La noche, esa herida abierta,
me respira con su lengua de sombra.
Miro la ventana y me devora el vacío,
una lágrima suspendida entre los vidrios rotos
de un amor que fue mío y ya no me reconoce.
El amor, ese animal extraño,
me arrastra por los corredores de la locura.
Lo odio como se odia al hambre
y lo deseo como quien anhela arder
hasta el final del cuerpo.
¿Por qué vuelvo a las ruinas de su abrazo?

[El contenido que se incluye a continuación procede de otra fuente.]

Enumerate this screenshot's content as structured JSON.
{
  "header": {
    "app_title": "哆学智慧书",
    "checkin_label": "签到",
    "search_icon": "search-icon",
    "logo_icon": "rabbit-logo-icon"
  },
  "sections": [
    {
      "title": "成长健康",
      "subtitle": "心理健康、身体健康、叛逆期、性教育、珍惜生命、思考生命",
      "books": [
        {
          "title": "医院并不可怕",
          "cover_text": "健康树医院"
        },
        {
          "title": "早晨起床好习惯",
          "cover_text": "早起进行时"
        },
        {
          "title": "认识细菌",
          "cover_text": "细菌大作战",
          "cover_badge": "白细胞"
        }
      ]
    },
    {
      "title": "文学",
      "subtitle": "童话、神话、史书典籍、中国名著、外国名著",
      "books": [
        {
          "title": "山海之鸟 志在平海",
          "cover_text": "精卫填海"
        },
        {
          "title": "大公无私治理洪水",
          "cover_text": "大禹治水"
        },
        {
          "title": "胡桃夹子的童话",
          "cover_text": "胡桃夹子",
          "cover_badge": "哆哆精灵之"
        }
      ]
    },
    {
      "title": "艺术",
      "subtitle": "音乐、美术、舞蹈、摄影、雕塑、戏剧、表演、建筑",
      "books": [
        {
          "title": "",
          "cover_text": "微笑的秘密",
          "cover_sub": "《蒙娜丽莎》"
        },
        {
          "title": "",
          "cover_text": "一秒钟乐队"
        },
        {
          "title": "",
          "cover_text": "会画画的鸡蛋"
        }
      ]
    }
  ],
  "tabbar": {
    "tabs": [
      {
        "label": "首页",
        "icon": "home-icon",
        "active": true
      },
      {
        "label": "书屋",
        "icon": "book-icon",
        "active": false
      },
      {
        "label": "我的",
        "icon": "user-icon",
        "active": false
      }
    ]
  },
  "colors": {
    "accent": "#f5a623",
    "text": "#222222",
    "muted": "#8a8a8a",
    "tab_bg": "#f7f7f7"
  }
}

¿Por qué escucho el eco de su risa
como si me llamara por mi nombre verdadero?
Tengo miedo de amar,
de entregarle mi pecho al filo de la luna,
de sentir cómo el vacío me habita
cuando me dejan desnuda,
sin más refugio que el dolor.
Y, sin embargo, quiero.
Quiero perderme en las jaulas de otro cuerpo,
sangrar bajo la caricia de quien me rompe.
El amor es una daga
que atraviesa y promete vida.
Soy su prisionera, su cómplice,
su adicta.
El dolor es un perfume que no puedo dejar,
una herida que acaricio en la penumbra.
Lo odio, lo odio tanto.
Pero en mi odio,
crece la llama de querer repetirlo todo.